On Friday morning, I picked up our newest Safe Families child, and on Friday evening, I drove him back the case worker.
Epic Fail, right?
After whole-heartily agreeing to host this precious boy with special needs, I quickly realized this little one's behaviors were far beyond the scope of my ability to handle. Not an easy thing for me to admit. I had a lot of tears over this little one's desperate situation and my inability to help him.
Oh, Satan got on that one good. He whispered lies to me like "how could you put your own children at risk like that?" and "so you actually thought you were good at this kind of thing?". And "you messed up your own daughter's birthday!" "Think of all the people you let down". Yuck.
But when I received this poem from Evelea, how could I possibly have thought for a moment that I had failed?
I promise you it will be okay,
but I know you wanted Andreas to stay.
God will bring another little child
into our love-filled home,
one to temporarily be
our family's very own.
I know this really can't replace
that adorable little boy, Andreas.
But he was just too much for us to handle,
we couldn't even light a candle!
But as terrible as this may seem,
think of it as a sort of dream.
this won't have to be,
No Safe Families, or special needs.
Until then, God will pull us through,
just keep on going with all the good work you do.
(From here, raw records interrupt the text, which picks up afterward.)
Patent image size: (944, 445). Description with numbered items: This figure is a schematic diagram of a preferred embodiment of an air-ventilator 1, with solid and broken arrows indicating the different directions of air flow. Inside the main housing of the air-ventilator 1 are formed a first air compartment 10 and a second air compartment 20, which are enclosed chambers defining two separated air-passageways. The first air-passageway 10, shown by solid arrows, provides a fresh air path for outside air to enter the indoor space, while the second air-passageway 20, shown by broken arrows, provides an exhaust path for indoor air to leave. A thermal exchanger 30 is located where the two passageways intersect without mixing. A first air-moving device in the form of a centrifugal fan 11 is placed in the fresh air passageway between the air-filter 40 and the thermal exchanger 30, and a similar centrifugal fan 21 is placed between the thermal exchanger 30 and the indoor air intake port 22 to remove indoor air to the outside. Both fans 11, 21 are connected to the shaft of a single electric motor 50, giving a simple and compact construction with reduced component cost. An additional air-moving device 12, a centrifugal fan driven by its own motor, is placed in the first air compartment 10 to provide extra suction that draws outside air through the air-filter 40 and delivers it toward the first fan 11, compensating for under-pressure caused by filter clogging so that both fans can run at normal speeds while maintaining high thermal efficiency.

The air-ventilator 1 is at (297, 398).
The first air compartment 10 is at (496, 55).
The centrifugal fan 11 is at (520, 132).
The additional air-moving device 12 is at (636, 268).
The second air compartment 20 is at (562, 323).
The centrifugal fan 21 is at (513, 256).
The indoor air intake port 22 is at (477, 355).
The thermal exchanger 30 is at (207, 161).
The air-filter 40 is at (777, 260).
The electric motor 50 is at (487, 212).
No birthdays were ruined! No one failed!
In fact, my honesty about this little one's needs made it possible for him to get the kind of care he actually requires. We all learned lessons about telling the truth, seeking help, and loving everyone- even if its for just a few hours. And I learned to show some grace to myself.
I am learning how to show grace to myself.
Thank you, Evelea Grace. And Happy 11th Birthday.